Последние минуты моего прощания с дедом заставили меня забыть внутренне, вспылить по поводу того жалкого состояния, в котором я нашел мою одежду. Мне вспомнились слова, сказанные при первом нашем обыске в этот день: «Оставь им пока пуговицы, погоны и ремни!»

«Красота» была сохранена для визита к «самому» Меркулову. Теперь она была не нужна и меня привели в вид обычного арестанта. На всех предметах моего обмундирования, начиная с подштанников и рубашки, были срезаны все крючки и пуговицы. Бриджи мне пришлось придерживать руками, т. к. исчез и кожаный пояс. Прежде чем водворить в камеру, меня отвели к лубянковскому брадобрею, который наголо выстриг мою голову. До 1954 гола мои волосы не отрастали. Только тогда разрешили лагерникам носить «прическу».
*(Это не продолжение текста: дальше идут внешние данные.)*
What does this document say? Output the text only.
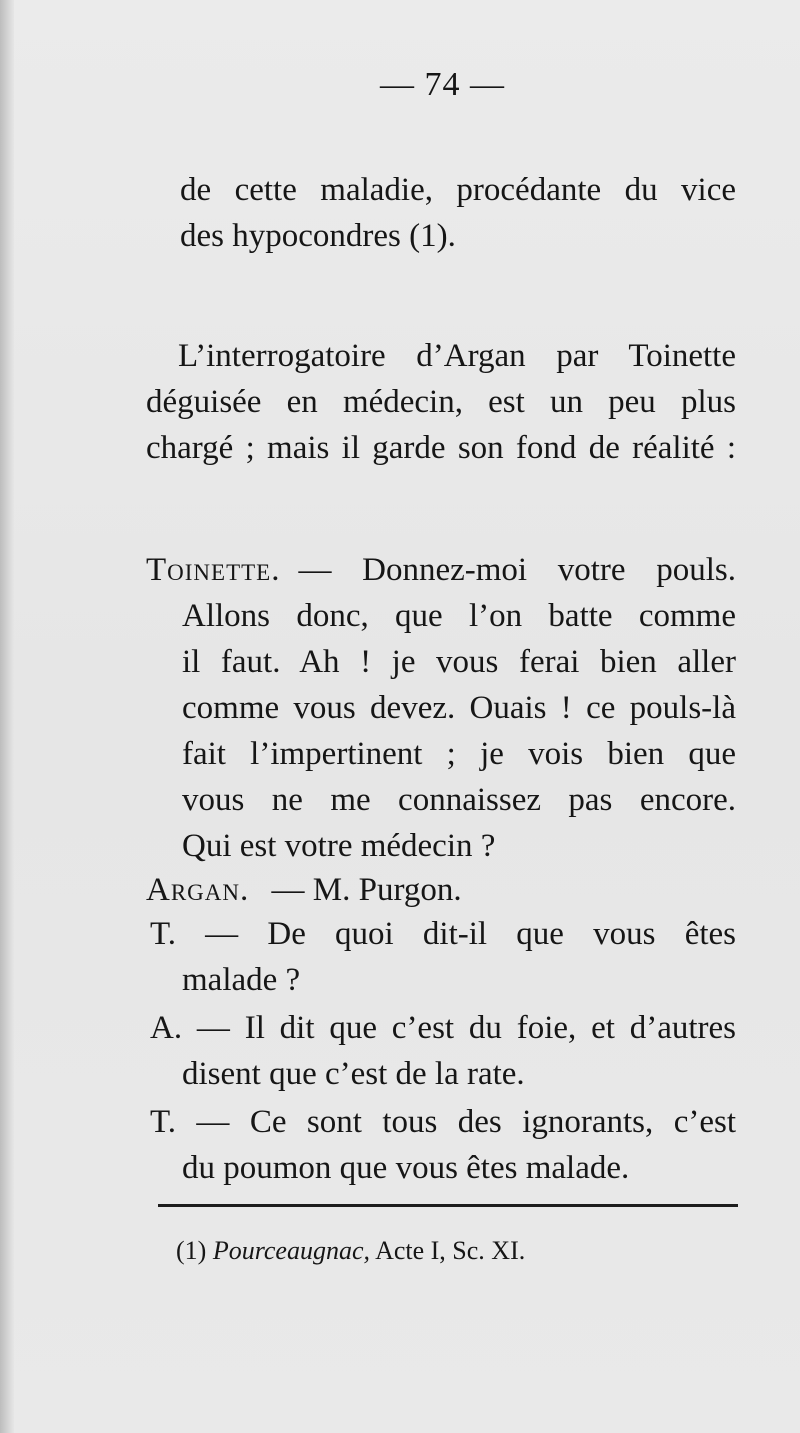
— 74 —
de cette maladie, procédante du vice
des hypocondres (1).
L’interrogatoire d’Argan par Toinette
déguisée en médecin, est un peu plus
chargé ; mais il garde son fond de réalité :
Toinette. — Donnez-moi votre pouls.
Allons donc, que l’on batte comme
il faut. Ah ! je vous ferai bien aller
comme vous devez. Ouais ! ce pouls-là
fait l’impertinent ; je vois bien que
vous ne me connaissez pas encore.
Qui est votre médecin ?
Argan. — M. Purgon.
T. — De quoi dit-il que vous êtes
malade ?
A. — Il dit que c’est du foie, et d’autres
disent que c’est de la rate.
T. — Ce sont tous des ignorants, c’est
du poumon que vous êtes malade.
(1) Pourceaugnac, Acte I, Sc. XI.
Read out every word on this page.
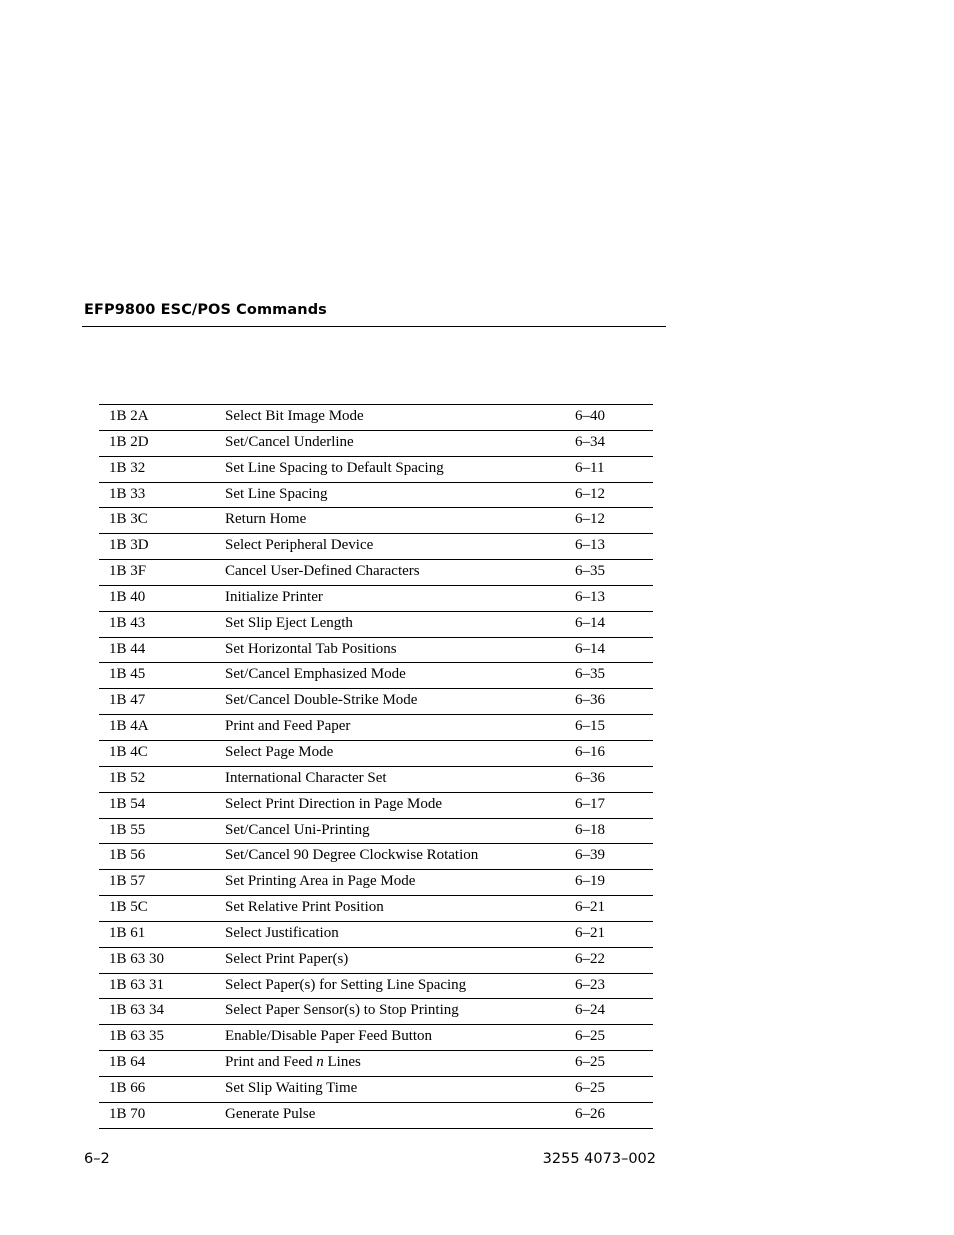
EFP9800 ESC/POS Commands
1B 2A	Select Bit Image Mode	6–40
1B 2D	Set/Cancel Underline	6–34
1B 32	Set Line Spacing to Default Spacing	6–11
1B 33	Set Line Spacing	6–12
1B 3C	Return Home	6–12
1B 3D	Select Peripheral Device	6–13
1B 3F	Cancel User-Defined Characters	6–35
1B 40	Initialize Printer	6–13
1B 43	Set Slip Eject Length	6–14
1B 44	Set Horizontal Tab Positions	6–14
1B 45	Set/Cancel Emphasized Mode	6–35
1B 47	Set/Cancel Double-Strike Mode	6–36
1B 4A	Print and Feed Paper	6–15
1B 4C	Select Page Mode	6–16
1B 52	International Character Set	6–36
1B 54	Select Print Direction in Page Mode	6–17
1B 55	Set/Cancel Uni-Printing	6–18
1B 56	Set/Cancel 90 Degree Clockwise Rotation	6–39
1B 57	Set Printing Area in Page Mode	6–19
1B 5C	Set Relative Print Position	6–21
1B 61	Select Justification	6–21
1B 63 30	Select Print Paper(s)	6–22
1B 63 31	Select Paper(s) for Setting Line Spacing	6–23
1B 63 34	Select Paper Sensor(s) to Stop Printing	6–24
1B 63 35	Enable/Disable Paper Feed Button	6–25
1B 64	Print and Feed n Lines	6–25
1B 66	Set Slip Waiting Time	6–25
1B 70	Generate Pulse	6–26
6–2	3255 4073–002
После всех этих операций меня опять водворили в «бокс». Я окончательно потерял счет времени. Тишина. Затем стук в соседней одиночке. Чей-то хриплый крик и опять тишина. Трудно дышать. Начинаю считать без всякого толку и вскоре сбиваюсь. Пробую начать снова, но как раз в это время бесшумно открывается дверь и безличная рука протягивает мне миску картофельного супа. На этот раз без хлеба и сахара. Что это? Завтрак? Прошло уже страшное 4 июня, и настало пятое?

Держу на коленях миску с холодным супом и думаю. Голова тяжелая. Мысли расплываются.
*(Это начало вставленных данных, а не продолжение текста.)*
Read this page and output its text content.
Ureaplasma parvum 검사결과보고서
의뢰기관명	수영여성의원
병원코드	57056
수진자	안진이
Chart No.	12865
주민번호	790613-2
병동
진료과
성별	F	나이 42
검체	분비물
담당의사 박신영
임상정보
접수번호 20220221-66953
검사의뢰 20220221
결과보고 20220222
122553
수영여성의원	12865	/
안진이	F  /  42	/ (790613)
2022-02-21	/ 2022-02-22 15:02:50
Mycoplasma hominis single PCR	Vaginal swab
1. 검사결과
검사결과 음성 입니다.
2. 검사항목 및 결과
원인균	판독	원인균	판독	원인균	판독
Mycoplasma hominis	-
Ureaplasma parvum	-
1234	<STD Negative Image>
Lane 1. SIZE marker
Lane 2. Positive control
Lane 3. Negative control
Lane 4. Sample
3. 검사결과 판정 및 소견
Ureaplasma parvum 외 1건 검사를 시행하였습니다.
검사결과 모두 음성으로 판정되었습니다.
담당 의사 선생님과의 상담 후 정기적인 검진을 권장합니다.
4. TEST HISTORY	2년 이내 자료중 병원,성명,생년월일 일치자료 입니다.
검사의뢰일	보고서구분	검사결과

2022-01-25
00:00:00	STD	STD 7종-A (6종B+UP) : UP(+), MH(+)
Дверь опять открывается и появляется голова надзирателя. Он смотрит на полную посуду.

— Жрать-то когда будете? Полчаса жду миску-то! Что, к тещеньке в гости приехали или в гостиницу — ресторан?
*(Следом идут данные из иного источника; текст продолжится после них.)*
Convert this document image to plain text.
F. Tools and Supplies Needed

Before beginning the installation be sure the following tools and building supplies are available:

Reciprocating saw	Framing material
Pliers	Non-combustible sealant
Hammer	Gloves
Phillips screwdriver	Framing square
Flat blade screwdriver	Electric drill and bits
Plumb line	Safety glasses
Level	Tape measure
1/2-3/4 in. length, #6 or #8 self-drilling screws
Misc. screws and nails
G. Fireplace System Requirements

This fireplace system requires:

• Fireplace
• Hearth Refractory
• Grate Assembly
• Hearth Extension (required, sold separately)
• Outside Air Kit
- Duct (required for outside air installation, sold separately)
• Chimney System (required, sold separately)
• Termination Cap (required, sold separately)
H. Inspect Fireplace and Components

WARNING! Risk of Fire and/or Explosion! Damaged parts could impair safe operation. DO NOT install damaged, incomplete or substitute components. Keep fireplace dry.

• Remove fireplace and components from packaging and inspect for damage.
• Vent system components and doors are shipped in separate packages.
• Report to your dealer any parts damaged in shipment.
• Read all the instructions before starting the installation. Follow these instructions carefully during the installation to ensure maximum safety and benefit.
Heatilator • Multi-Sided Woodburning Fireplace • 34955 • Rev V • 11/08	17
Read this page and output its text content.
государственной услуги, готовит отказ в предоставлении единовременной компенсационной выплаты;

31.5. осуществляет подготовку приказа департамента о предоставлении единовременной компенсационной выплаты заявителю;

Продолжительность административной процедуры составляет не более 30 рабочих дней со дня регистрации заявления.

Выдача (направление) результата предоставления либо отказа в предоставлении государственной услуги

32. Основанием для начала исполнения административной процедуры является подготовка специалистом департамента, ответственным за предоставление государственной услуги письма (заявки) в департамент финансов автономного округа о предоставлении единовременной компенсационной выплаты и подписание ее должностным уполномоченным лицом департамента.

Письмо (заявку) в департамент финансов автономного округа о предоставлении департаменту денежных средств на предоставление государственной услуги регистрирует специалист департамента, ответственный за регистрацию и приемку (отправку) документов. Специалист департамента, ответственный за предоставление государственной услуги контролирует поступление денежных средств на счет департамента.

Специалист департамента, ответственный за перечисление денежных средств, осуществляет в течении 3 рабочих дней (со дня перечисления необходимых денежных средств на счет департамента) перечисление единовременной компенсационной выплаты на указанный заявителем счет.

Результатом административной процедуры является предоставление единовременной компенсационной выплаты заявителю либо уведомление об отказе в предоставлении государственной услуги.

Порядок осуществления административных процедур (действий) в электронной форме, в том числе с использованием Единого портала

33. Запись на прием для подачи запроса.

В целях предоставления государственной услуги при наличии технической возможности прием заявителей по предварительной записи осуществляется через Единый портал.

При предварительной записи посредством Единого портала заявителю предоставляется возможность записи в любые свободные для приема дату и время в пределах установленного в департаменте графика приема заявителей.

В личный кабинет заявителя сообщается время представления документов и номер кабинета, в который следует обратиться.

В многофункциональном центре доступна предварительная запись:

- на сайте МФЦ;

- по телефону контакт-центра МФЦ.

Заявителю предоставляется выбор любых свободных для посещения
Он сказал — «полчаса». Это — кусок времени. Нужно запомнить, что если вот так сидеть, то пройдет полчаса! Сколько же я сидел? Как это определить?

Голова мелет бессмыслицу, но мне так хочется поймать ход времени. Решаю схитрить. Глотаю безвкусный суп и мысленно считаю. Вот — последний глоток. Стучу в «волчок». Дверь открывается.

— Ну, что? — спрашиваю. — Долго ждал? — Да, минуты две! — неохотно отвечает «робот». Две минуты. Две минуты. Я считал до 72. Как мне запомнить этот размер! Тридцать шесть — это одна минута. Глупости, но. Как бы счет приравнять к ударам сердца? Мой пульс наверное бьет 60–70 в минуту. Нужно считать пульс. Из минут можно составлять часы, из часов дни.

Впадаю в забытье, крепко сжав пальцами правой руки запястье левой. Сколько я спал — не знаю. Разбудило меня движение двери.

— Ишь — ты, спит. — пробурчал надзиратель. — Выходи, который с вещами! Руки назад!

Вещей у меня давно уже нет. Подбираю руками опустившиеся брюки. Скорей из этого жуткого бокса! Язык пересох. Колом торчит во рту. Нестерпимо болит голова. Спину не разогнуть. Ноги — как гири.

Опять коридоры, повороты, двери, на них «волчки». Тяну ноги. За надзирателями, тихо ступающими в войлочных сапожках. Наконец — стоп!

Вводят в комнату и сейчас же приказывают стать лицом к стене. Немного скосив голову, мне удается одним глазом заметить, как надзиратель передает какую-то бумагу офицеру, сидящему за столом. Вероятно, меня передают из одного ведомства Лубянки в другое? Офицер расписывается и сдает меня другому надзирателю. Тот подходит ко мне: «Давай, фашист! Аида!»

Думаю, что слово «фашист» является самым оскорбительным в советском лексиконе и как ярлык прилеплено ко всем нам.

Меня ввели в правую дверь. Выводят через левую. Из департамента в департамент? Предполагаю, что в пропуске не стояло мое имя. Просто номер. Не зная, что я русский, мой новый конвоир обращается ко мне на ломаном языке, думая, что таким способом он его сделает более понятным иностранному «фашисту». Причиной этому, вероятно, были и остатки некогда бравой немецкой формы.

— Кумм! Маршуй! Аида! тихо повторяет надзиратель. Идем по коридору до дверей, обитых кожей. Опять комната. Опять офицер. Опять проверка пропуска. Проходим через помещение насквозь. Конвоир открывает деревянные двери. За ними вторые, застекленные. Перед моими глазами открывается небо. Голубое небо!у Чувствую головокружение от его синевы, как человек, глядящий в глубокую пропасть.

На дворе день. Захватываю полные легкие воздуха. От кислорода мне кажется, что я вот-вот взорвусь, но это только на секунду, т. к. в следующий момент меня уже подхватывают под мышки и вталкивают в дверь «воронка».

— Куда? — кричу я, отбиваясь, но дверь за мной захлопывается. Щелкает замок. Опять полная темнота. Одиночество. Духота.